PASTE: Without shaking the can, skim off two tablespoons of the coconut cream and add it to a sauté pan set over medium-high heat. Add the Panang curry paste along with the peanut butter and cook for 1 minute. Add the chicken and stir to coat, cook for 1-2 minutes. If at any point the sauce begins to stick to the pan, add a couple tablespoons of water to deglaze. Stir in the remaining coconut milk, starting with 1 1/2 cans (adjust with more later if desired.) Add the kefir lime leaves, fish sauce, brown sugar, sliced onion, and red bell pepper.

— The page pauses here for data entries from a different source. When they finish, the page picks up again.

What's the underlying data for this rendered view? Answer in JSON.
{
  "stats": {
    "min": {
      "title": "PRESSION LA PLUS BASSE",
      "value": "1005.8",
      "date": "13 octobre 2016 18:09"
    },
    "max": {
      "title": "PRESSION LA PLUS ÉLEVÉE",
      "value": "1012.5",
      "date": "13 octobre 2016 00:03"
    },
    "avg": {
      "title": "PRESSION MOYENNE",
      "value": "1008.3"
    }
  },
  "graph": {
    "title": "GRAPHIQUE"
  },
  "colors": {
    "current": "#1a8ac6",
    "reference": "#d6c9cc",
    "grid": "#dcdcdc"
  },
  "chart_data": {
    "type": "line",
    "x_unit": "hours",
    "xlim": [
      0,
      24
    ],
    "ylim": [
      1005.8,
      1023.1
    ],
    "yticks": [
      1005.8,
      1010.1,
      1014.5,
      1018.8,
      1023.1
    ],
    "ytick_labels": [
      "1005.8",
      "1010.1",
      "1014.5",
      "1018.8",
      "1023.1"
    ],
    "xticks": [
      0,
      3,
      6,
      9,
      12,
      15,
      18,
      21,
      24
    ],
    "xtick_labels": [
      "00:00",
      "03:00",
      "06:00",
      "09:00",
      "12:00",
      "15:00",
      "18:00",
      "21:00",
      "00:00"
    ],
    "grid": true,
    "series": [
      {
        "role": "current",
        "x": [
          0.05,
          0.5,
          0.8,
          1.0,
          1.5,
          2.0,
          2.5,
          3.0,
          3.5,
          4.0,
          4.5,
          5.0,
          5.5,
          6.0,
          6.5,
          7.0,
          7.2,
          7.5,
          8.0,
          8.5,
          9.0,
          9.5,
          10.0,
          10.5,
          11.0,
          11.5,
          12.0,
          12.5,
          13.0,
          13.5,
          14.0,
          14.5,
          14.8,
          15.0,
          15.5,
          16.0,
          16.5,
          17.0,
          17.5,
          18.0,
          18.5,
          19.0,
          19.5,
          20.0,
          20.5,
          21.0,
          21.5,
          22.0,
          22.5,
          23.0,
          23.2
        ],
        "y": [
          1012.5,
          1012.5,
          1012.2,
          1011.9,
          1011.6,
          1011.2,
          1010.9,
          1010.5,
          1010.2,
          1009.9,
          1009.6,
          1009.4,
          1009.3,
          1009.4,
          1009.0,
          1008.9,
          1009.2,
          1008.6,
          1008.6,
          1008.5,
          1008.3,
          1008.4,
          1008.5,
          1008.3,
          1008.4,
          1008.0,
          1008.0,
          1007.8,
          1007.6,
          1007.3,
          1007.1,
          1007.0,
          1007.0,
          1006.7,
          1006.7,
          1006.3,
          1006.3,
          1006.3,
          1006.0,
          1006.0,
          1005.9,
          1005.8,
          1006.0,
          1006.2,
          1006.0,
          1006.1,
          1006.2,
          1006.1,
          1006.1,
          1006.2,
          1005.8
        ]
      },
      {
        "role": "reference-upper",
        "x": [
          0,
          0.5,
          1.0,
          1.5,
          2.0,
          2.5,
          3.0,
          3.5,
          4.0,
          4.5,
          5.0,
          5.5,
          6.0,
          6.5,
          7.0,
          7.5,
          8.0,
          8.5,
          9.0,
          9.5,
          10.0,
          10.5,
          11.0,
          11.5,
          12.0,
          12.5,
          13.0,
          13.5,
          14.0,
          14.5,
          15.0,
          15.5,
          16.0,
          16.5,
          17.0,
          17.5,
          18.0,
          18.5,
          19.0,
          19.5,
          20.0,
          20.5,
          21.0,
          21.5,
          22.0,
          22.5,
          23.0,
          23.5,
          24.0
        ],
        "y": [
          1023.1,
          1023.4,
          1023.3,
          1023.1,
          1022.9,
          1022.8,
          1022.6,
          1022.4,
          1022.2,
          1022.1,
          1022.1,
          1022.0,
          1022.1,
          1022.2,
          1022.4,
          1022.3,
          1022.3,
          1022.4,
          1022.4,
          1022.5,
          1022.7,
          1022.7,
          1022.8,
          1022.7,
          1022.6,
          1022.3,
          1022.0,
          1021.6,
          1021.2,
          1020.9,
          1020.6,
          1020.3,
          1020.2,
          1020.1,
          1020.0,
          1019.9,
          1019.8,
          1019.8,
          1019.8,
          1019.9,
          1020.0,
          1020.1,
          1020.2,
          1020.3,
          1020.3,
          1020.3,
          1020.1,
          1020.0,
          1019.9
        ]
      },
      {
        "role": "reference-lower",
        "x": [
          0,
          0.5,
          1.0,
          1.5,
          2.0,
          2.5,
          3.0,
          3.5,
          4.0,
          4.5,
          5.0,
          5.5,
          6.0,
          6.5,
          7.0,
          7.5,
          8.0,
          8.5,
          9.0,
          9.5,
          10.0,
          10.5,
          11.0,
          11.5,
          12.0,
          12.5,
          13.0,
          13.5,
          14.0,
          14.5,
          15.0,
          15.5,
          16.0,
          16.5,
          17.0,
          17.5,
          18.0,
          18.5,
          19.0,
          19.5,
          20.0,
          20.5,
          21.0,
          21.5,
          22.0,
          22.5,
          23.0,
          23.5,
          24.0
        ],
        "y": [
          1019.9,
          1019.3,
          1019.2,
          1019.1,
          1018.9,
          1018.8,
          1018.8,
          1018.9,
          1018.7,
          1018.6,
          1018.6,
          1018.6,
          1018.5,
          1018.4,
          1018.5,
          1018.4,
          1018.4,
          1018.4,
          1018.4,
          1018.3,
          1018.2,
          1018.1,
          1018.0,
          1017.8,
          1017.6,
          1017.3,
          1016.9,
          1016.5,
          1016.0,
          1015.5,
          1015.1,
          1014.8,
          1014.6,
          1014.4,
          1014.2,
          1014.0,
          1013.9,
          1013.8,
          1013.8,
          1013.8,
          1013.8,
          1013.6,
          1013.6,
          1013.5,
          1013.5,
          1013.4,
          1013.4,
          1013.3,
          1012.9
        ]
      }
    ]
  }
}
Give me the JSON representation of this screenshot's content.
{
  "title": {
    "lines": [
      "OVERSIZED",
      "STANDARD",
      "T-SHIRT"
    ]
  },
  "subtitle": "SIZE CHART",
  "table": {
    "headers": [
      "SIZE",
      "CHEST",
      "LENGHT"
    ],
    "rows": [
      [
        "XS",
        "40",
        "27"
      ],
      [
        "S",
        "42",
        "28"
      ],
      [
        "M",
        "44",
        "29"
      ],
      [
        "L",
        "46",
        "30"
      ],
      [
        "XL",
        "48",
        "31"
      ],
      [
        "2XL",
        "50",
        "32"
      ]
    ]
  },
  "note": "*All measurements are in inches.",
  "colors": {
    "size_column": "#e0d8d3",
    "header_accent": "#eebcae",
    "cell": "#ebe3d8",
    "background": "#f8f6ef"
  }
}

SIMMER: Allow the curry to come to a simmer, lower the heat and let simmer for 2-3 minutes or until the chicken cooks through. Taste and adjust with additional coconut milk, sugar, tamarind, or fish sauce as desired. Turn off the heat and stir in the basil. Serve warm with rice or cooked rice noodles.

NOTES:
leftover coconut milk can be poured into an airtight container and frozen for up to 6 months.